The granddaughter started whimpering in high-pitched tones, asking questions that would have to wait. Personally, I don’t really mind a family member present during a CPR but usually someone will ask family to wait outside. It’s hard enough thinking or hearing without having an audience screaming and crying at bedside going through Kubler Ross’ five stages of grief in twenty minutes or less. She was kind of cute too – at least I wasn’t going to be the one to break her heart staring at her bleary and bloodshot eyes.

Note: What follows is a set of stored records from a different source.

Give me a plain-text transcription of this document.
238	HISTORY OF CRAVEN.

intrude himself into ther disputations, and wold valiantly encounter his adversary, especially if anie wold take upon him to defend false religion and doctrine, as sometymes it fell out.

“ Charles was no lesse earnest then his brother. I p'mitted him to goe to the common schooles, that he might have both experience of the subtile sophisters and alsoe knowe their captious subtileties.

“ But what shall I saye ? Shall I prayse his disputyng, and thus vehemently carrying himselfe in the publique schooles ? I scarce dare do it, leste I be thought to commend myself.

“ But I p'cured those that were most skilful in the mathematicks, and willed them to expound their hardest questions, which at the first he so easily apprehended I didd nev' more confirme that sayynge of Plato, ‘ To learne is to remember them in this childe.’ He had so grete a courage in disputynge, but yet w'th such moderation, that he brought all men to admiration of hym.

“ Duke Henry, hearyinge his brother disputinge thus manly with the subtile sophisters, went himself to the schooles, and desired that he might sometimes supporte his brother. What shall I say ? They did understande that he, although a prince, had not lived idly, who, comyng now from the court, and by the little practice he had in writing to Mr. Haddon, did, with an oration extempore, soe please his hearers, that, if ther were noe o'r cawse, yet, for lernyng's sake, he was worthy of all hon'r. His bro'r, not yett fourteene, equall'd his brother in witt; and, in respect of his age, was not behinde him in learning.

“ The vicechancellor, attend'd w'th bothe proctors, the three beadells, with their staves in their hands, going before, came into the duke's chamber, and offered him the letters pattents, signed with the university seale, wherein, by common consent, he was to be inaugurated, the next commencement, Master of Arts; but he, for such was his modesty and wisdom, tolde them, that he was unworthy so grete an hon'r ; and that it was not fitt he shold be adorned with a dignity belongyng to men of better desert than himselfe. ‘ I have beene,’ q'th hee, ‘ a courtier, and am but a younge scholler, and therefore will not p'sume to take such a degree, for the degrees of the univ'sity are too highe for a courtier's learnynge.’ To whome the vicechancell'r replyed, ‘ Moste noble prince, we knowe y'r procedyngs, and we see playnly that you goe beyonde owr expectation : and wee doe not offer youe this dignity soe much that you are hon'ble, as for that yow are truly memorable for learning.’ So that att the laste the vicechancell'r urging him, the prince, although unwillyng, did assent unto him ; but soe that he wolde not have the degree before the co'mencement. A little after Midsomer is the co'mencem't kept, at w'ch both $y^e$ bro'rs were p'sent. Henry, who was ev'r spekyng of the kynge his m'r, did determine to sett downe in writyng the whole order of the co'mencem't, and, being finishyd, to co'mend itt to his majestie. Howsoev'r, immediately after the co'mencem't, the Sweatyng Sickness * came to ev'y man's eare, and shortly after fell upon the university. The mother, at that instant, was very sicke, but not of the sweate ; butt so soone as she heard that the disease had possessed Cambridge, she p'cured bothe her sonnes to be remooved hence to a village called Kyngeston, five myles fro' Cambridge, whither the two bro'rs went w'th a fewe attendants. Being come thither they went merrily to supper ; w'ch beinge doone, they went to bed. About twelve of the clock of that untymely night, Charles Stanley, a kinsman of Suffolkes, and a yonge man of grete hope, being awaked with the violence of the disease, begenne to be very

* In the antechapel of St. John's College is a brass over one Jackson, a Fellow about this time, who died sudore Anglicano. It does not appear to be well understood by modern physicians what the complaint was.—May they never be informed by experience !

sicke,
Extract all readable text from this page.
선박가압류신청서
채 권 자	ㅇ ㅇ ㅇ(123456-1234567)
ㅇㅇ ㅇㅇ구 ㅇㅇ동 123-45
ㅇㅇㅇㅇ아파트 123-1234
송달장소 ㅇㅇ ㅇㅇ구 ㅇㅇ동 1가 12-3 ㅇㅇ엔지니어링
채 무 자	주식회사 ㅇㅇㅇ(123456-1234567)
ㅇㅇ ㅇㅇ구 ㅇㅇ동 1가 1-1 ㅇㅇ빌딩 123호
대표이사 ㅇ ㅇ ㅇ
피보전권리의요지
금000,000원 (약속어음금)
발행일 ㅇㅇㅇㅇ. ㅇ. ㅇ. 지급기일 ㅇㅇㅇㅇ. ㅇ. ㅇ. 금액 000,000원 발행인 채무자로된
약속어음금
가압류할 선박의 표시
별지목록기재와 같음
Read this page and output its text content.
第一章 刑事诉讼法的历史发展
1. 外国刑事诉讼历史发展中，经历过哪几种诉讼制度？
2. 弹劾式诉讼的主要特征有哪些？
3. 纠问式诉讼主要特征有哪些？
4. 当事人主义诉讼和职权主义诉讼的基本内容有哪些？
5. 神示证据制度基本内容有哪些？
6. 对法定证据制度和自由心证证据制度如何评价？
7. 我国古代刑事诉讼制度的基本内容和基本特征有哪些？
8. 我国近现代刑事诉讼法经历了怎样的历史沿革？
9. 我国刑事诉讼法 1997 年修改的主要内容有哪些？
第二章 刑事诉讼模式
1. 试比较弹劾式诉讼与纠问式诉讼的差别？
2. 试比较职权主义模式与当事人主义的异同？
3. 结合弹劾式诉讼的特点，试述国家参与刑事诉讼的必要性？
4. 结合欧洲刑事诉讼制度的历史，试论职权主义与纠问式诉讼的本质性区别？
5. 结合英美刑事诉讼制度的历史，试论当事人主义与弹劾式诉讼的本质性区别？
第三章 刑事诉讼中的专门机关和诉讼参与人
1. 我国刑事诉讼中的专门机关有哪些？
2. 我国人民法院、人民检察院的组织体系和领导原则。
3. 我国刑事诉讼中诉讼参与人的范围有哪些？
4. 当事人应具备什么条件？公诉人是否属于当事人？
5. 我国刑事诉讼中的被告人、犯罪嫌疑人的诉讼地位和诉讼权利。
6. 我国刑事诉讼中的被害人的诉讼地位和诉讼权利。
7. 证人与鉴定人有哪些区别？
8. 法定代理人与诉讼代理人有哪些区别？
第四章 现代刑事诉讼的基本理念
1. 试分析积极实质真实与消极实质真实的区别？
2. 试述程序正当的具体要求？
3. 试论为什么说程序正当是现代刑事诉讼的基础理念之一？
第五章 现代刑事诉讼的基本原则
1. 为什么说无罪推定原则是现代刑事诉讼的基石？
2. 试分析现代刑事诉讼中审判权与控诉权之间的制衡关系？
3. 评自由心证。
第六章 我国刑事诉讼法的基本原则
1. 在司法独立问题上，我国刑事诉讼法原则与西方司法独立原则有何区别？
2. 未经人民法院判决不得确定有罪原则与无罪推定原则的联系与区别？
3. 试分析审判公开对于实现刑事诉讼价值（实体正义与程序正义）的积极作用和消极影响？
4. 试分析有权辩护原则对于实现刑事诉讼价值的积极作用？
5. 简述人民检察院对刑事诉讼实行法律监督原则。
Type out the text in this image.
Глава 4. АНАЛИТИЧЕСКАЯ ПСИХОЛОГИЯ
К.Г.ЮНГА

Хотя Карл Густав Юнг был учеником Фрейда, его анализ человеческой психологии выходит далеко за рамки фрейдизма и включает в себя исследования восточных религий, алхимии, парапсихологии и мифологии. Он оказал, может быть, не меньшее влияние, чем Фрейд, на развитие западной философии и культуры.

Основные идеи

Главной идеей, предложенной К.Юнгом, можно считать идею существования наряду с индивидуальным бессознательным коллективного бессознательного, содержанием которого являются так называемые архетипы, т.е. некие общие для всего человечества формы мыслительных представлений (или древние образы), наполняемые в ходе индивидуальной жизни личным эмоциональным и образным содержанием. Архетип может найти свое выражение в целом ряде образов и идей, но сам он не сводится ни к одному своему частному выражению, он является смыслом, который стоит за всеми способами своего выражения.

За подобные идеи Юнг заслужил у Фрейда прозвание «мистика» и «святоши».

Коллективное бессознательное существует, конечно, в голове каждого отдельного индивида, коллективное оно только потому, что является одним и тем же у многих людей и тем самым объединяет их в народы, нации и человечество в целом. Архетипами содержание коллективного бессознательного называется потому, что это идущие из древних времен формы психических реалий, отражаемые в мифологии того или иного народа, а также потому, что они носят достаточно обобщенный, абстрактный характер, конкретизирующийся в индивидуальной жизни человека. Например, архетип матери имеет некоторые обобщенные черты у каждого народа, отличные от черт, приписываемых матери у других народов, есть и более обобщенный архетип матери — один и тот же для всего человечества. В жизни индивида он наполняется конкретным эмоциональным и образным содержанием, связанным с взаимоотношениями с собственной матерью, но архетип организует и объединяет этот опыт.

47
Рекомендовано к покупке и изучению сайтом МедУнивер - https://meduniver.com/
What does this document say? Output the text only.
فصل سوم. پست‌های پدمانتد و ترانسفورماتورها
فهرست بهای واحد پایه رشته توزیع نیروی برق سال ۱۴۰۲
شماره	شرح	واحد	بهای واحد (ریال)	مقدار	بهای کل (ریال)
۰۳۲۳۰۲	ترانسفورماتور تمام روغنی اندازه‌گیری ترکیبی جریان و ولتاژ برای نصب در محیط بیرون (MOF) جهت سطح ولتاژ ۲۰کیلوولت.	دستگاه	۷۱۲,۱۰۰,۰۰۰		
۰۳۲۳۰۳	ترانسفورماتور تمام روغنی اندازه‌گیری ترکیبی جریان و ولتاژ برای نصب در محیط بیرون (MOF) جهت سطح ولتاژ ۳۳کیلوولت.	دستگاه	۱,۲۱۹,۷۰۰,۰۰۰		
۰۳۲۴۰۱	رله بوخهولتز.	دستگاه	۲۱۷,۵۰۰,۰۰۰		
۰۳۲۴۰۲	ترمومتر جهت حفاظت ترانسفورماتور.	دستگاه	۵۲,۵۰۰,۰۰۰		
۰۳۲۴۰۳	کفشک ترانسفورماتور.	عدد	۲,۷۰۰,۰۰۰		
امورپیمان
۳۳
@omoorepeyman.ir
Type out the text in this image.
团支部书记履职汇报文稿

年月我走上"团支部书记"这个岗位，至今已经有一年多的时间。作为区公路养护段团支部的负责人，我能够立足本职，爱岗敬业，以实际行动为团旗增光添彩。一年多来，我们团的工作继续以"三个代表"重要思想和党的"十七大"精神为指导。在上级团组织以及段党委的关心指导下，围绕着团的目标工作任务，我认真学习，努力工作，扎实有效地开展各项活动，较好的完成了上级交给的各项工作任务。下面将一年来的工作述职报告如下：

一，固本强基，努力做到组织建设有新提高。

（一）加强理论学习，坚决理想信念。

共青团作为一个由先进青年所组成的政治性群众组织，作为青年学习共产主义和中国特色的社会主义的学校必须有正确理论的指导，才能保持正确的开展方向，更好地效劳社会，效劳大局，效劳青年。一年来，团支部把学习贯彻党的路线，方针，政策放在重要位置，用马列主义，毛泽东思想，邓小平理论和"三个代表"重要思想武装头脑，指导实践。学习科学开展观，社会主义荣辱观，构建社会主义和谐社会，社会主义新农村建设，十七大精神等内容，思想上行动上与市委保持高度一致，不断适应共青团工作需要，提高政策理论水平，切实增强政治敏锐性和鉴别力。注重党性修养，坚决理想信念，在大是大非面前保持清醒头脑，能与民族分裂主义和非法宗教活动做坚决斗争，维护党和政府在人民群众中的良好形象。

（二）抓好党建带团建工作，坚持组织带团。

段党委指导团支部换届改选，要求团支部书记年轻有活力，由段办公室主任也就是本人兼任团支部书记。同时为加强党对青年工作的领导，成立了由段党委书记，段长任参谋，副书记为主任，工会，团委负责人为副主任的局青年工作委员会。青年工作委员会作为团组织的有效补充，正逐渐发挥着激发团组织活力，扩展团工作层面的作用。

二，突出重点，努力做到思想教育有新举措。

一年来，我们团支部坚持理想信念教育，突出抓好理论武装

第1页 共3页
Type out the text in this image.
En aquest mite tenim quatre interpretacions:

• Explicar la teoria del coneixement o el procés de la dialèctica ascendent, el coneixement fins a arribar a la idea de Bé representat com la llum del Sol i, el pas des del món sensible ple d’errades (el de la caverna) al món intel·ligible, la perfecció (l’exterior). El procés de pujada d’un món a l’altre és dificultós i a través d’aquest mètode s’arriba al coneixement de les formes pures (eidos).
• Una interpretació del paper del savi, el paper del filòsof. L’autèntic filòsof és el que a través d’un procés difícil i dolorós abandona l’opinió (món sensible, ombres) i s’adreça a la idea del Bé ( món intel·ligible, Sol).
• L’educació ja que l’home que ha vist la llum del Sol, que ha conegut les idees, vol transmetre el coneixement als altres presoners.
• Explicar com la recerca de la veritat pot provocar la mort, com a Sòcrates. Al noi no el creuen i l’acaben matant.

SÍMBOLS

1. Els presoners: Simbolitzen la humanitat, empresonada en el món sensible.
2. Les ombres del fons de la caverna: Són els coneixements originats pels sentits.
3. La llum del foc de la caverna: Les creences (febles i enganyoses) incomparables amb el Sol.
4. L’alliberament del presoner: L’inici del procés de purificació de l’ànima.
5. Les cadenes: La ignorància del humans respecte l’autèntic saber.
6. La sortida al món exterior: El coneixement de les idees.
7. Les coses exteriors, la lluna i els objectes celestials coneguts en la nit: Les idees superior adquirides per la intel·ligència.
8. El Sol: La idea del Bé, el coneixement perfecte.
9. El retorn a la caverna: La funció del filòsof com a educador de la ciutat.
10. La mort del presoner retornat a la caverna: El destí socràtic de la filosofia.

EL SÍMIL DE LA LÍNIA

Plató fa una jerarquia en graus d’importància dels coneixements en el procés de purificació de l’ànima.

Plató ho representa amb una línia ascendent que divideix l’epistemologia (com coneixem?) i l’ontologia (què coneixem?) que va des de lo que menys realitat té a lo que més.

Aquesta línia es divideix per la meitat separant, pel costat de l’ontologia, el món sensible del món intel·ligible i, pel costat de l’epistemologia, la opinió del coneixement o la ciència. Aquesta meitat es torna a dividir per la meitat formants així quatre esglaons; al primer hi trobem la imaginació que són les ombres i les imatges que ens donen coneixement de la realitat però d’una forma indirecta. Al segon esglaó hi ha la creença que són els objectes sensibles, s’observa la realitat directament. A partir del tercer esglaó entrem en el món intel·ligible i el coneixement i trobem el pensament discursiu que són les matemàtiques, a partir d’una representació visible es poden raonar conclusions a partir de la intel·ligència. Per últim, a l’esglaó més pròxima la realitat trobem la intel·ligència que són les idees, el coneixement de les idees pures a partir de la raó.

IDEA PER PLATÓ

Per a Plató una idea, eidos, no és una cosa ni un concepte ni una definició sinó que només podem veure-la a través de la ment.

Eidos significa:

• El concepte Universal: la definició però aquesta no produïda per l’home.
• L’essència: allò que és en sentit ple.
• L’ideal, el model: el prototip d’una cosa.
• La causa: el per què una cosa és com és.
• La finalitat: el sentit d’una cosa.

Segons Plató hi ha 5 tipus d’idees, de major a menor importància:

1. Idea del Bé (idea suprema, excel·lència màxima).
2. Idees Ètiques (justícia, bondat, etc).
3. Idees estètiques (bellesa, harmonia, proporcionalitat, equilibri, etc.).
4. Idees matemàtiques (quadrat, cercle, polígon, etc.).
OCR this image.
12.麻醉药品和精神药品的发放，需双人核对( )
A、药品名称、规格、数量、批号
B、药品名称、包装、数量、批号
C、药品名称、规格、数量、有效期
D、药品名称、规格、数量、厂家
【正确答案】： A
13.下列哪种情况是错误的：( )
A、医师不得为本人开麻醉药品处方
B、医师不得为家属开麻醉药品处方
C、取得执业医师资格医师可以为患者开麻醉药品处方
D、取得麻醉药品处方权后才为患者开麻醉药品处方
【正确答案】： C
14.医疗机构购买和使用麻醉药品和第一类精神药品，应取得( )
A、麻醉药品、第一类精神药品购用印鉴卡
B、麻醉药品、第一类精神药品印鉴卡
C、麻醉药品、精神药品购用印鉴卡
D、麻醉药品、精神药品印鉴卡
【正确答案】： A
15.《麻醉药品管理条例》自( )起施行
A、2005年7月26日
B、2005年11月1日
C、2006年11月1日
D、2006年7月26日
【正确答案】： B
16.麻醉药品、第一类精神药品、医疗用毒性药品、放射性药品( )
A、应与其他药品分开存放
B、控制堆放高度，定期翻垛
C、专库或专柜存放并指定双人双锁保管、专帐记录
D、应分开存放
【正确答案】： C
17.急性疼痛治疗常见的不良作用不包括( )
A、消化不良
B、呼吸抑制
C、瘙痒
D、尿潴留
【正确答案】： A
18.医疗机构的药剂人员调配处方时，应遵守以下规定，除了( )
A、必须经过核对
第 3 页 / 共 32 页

“Ma’am,” the coding patient’s doctor asked, “Could you wait outside?”

“But can’t I stay? I’m family. What’s happening to her? Is she alright?!”

“I need you to leave. Now.”

I thought it was a little harsh, but then again, it wasn’t my patient who was actively dying if not already dead lying before me. Death is a diagnosis made after at least twenty minutes of the gauntlet of chemical, electrical, and physical pummelling during a CPR, in the hospital at least. Unless you’re a DNR (Do Not Resuscitate).

After the granddaughter was escorted by a nurse, the patient’s doc turned to the resident CPR Captain, and inquired,

“Who’s in charge here?”

I wasn’t sure if he was talking to me or not. The CPR Captain eeked out a, “Well, he (pointing to me) was here first.”

Oh man, wrong answer. The patient’s doc repeated directly to the CPR Captain,

“WHO IS IN CHARGE HERE?!”

“I’m … I’m the CPR Captain,” the resident finally accepted his mantle.

“Then run this CPR,” the attending urged in nicer tones.

I stepped back for a minute, saw things running smoothly, as the two of them took over together, and left. Relieved. The granddaughter was being comforted by the social worker outside. As I walked down the hall, I heard, “CHARGING … CLEAR!” Must have flipped into V-fib. Not a good sign. But neither is an elderly person with cancer in cardiac arrest.

I returned to the old man I was originally seeing before the CPR started.

“So … where was I?”

A final bead of sweat rolled from my armpit down my ribs.